Il succo dovrebbe essere: Trump ci ha provato con me in ascensore, ero quasi tentata, non è successo niente e comunque è un gentiluomo altro che predatore con le donne (“Grab ‘em by the pussy” non l’ha mai detto?). Ogni volta però un condimento diverso. L’ultimo: “Potevo essere io la first lady al posto di Melania”. Ogni volta però una versione diversa.
Vediamo il racconto di Lory Del Santo: “Stavo salendo ma quando lo vidi rimasi così spiazzata che mi dimenticai che sarei dovuta andare al trentatreesimo piano, dove viveva il mio amico. Rimasi quasi bloccata e non feci nulla. Lui spinse quello per andare all’ultimo piano, nel suo appartamento. Vedendo che non me ne andavo, prima di scendere, mi disse ‘mi stai seguendo?’ Io gli risposi di no”. E lui? “Mi disse ‘visto che è qui vuole entrare per vedere la vista?’ Io però non entrai e ci limitammo a parlare del più o meno. Dopo di che, me ne andai”.

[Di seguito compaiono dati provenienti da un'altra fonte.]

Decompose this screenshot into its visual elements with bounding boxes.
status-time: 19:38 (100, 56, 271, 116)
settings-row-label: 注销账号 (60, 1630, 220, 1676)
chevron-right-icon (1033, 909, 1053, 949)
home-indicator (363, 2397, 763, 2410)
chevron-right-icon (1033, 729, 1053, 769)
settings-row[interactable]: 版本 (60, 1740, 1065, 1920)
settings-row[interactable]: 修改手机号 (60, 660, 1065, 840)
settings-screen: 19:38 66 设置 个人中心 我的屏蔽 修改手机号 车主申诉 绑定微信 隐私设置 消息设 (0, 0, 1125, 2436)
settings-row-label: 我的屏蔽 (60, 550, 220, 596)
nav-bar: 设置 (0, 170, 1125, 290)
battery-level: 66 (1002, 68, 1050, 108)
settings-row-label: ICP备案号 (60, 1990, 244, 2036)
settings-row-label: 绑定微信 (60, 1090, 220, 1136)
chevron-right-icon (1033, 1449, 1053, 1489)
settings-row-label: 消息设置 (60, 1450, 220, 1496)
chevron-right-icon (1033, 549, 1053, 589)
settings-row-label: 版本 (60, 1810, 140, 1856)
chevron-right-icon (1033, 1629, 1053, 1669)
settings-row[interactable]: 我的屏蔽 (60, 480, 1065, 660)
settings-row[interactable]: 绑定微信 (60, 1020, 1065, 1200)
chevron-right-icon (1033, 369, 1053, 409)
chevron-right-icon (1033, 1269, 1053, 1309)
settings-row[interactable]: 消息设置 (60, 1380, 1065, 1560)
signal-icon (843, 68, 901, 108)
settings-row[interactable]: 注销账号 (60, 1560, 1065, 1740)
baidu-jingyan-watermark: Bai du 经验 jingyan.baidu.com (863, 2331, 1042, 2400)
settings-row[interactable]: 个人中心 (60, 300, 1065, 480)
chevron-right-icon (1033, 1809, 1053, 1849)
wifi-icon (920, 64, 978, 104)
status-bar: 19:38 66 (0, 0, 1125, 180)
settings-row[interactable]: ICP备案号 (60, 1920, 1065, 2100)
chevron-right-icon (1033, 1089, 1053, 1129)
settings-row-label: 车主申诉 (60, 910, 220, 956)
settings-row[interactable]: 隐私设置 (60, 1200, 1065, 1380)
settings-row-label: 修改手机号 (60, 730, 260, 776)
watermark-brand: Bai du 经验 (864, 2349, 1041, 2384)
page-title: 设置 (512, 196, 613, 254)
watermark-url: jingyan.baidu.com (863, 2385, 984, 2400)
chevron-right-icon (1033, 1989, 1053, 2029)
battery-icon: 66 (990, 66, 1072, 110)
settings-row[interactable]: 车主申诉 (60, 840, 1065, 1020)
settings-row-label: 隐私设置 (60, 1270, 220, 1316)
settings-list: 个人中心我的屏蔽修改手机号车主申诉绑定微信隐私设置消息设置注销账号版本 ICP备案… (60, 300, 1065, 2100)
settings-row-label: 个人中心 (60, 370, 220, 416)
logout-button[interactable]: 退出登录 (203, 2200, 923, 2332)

Quattro anni prima Lory Del Santo aveva detto che nella suite ci era entrata. In ogni caso poi ci è andata a cena, ma nulla di più, a ripensarci oggi forse un bel rimpianto (“Caro Trump, non dovevo respingerti”, a caratteri cubitali su Gente). Molto istruttiva però è la premessa alla duecentesima rievocazione (“Aridanghete”, titolava giustamente Dagospia).
“All’epoca mi affascinava molto l’idea di conoscere un uomo molto ricco”. Solo all’epoca? La lista di miliardari e celebrities con i quali può vantare relazioni o semplici flirt è quasi imbarazzante. Eric Clapton, George Harrison, Agnelli, Al Fayed, Khasshoggi, tennisti, politici, vip…
Una lista che dovrebbe confortarla nell’autostima e immunizzarla dai timori che sempre attanagliano le bellezze irresistibili. L’aneddoto “io nell’ascensore con Trump che mi voleva ma io non mi sono concessa” vale l’autocertificazione della virtù esaltata dal rammarico e di un fascino personale senza tempo e senza ostacoli. Parole in libertà, e dire che la sua luminosa carriera era cominciata sdraiata per terra mezza nuda in qualità di valletta muta di Arbore.